LOS ANGELES, April 19, 2002 -- Northrop Grumman Corporation (NYSE:NOC) released the following statement concerning the decision of the United States District Court permitting TRW to delay until May 3, 2002, the Special Meeting of TRW Shareholders which had been scheduled for Monday, April 22.
Kent Kresa, chairman and chief executive officer of Northrop Grumman, stated: "After Northrop Grumman received the Institutional Shareholder Services (ISS) endorsement for the Control Share Acquisition proposal, which was to be voted on April 22, we are naturally disappointed that TRW has deliberately chosen to put off the meeting for another 10 days. It is unfortunate that the District Court was unwilling to prevent this obvious delaying tactic. In any event, we have elected not to appeal the District Court's ruling since it would not now be possible to reinstate the Special Meeting without creating further confusion among TRW's shareholders."
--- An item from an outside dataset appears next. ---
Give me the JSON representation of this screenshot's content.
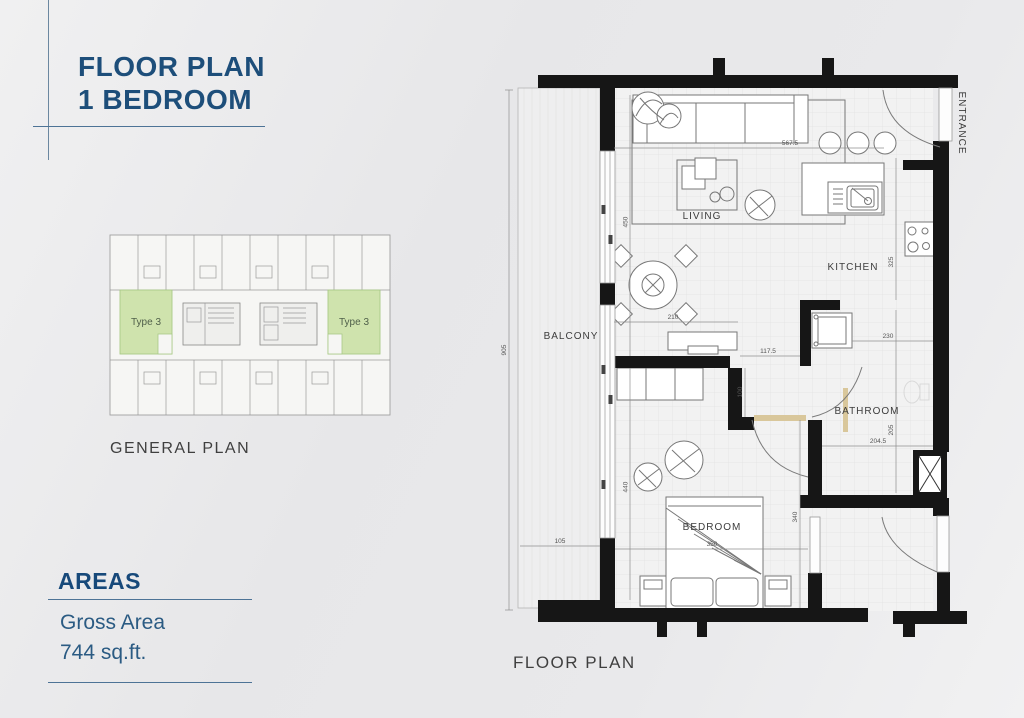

"We hope that TRW shareholders understand that they still have the opportunity to express their wishes next week, at the regular Annual Meeting of TRW shareholders on April 24. At the Annual Meeting, Northrop Grumman will submit three proposals for shareholder vote, all of which provide stockholders the opportunity to send a strong message to the TRW board of directors in favor of providing non-public information to Northrop Grumman and entering into good faith negotiations for a mutually agreeable transaction between the two companies."
"It has now been almost two months since Northrop Grumman proposed an acquisition of TRW, and TRW has still not provided us an opportunity to review the non-public information which they claim would justify a higher price than Northrop Grumman has offered."
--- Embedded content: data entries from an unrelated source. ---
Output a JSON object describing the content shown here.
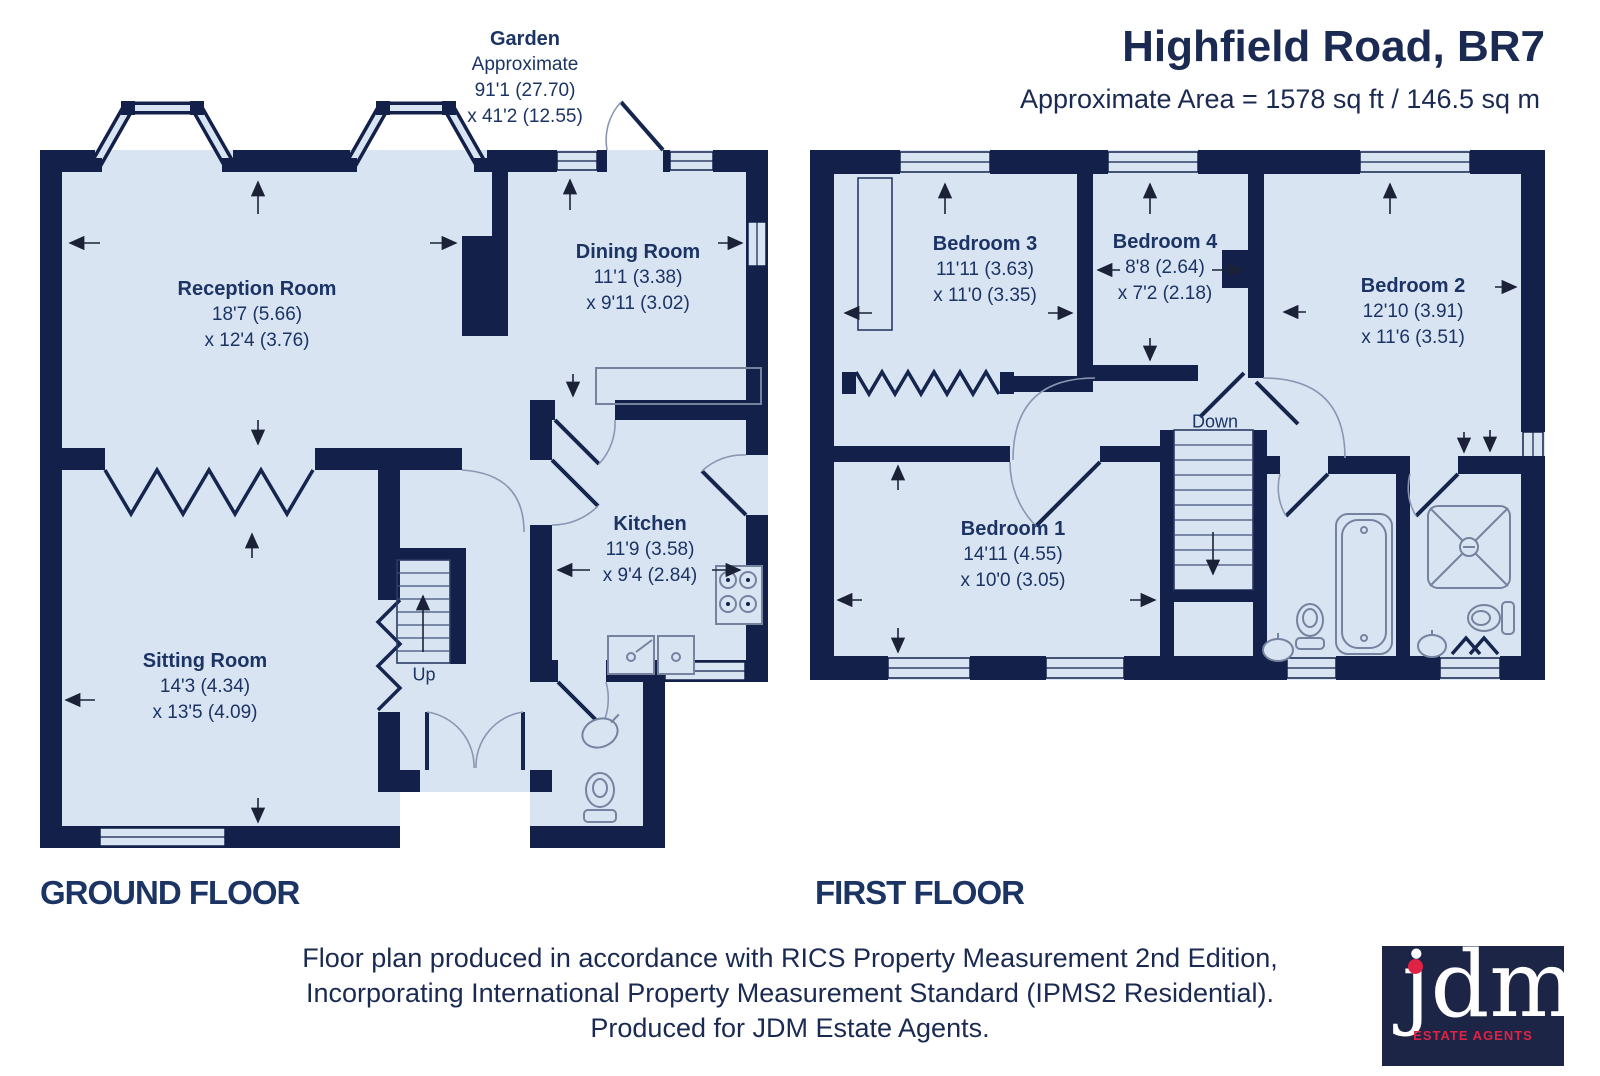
{
  "header": {
    "title": "Highfield Road, BR7",
    "area_line": "Approximate Area = 1578 sq ft / 146.5 sq m"
  },
  "garden_label": {
    "title": "Garden",
    "line2": "Approximate",
    "line3": "91'1 (27.70)",
    "line4": "x 41'2 (12.55)"
  },
  "floors": {
    "ground": {
      "label": "GROUND FLOOR",
      "stairs": "Up",
      "rooms": {
        "reception": {
          "name": "Reception Room",
          "d1": "18'7 (5.66)",
          "d2": "x 12'4 (3.76)"
        },
        "dining": {
          "name": "Dining Room",
          "d1": "11'1 (3.38)",
          "d2": "x 9'11 (3.02)"
        },
        "kitchen": {
          "name": "Kitchen",
          "d1": "11'9 (3.58)",
          "d2": "x 9'4 (2.84)"
        },
        "sitting": {
          "name": "Sitting Room",
          "d1": "14'3 (4.34)",
          "d2": "x 13'5 (4.09)"
        }
      }
    },
    "first": {
      "label": "FIRST FLOOR",
      "stairs": "Down",
      "rooms": {
        "bedroom1": {
          "name": "Bedroom 1",
          "d1": "14'11 (4.55)",
          "d2": "x 10'0 (3.05)"
        },
        "bedroom2": {
          "name": "Bedroom 2",
          "d1": "12'10 (3.91)",
          "d2": "x 11'6 (3.51)"
        },
        "bedroom3": {
          "name": "Bedroom 3",
          "d1": "11'11 (3.63)",
          "d2": "x 11'0 (3.35)"
        },
        "bedroom4": {
          "name": "Bedroom 4",
          "d1": "8'8 (2.64)",
          "d2": "x 7'2 (2.18)"
        }
      }
    }
  },
  "footer": {
    "line1": "Floor plan produced in accordance with RICS Property Measurement 2nd Edition,",
    "line2": "Incorporating International Property Measurement Standard (IPMS2 Residential).",
    "line3": "Produced for JDM Estate Agents."
  },
  "logo": {
    "name": "jdm",
    "tagline": "ESTATE AGENTS"
  },
  "colors": {
    "wall": "#13214a",
    "room_fill": "#d9e4f3",
    "text": "#1c3464",
    "logo_bg": "#1d2547",
    "logo_red": "#e02245"
  }
}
Kresa added, "ISS has recommended that TRW shareholders vote for two of the three Northrop Grumman proposals:
-- the resolution to provide non-public information, and -- the resolution to establish a committee of independent directors"
"Now that the Special Meeting of Shareholders has been postponed," Kresa concluded, "it is more important than ever that shareholders return their green proxy card to vote for the Northrop Grumman proposals at the Annual Meeting on April 24."
Northrop Grumman Corporation is an $18 billion, global defense company with its worldwide headquarters in Los Angeles. Northrop Grumman provides technologically advanced, innovative products, services and solutions in defense and commercial electronics, systems integration, information technology and nuclear and non-nuclear shipbuilding and systems. With nearly 100,000 employees and operations in 44 states and 25 countries, Northrop Grumman serves U.S. and international military, government and commercial customers.
Northrop Grumman filed a registration statement on Form S-4 (File No. 333-83672) and a tender offer statement on Schedule TO with the Securities and Exchange Commission on March 4, 2002 with respect to its offer to exchange all outstanding shares of TRW Inc. stock for Northrop Grumman common stock. These documents, and any amendments or supplements thereto, contain important information which should be read by TRW Inc. shareholders before making any decision regarding the offer to exchange.
The directors, certain executive officers and other employees and representatives of Northrop Grumman may be deemed to be participants in the solicitation of proxies for the Special Meeting of TRW Inc. Shareholders to be held on May 3, 2002 and the 2002 Annual Meeting of TRW Inc. Shareholders to be held on April 24, 2002. Northrop Grumman's proxy materials contain important information regarding such potential participants and other matters and should be read by TRW Inc. shareholders.
Copies of any of the foregoing documents may be obtained without charge at the Securities and Exchange Commission's website at www.sec.gov or upon request from D.F. King & Co., Inc., the information agent for Northrop Grumman's offer to exchange, at 800-755-7250.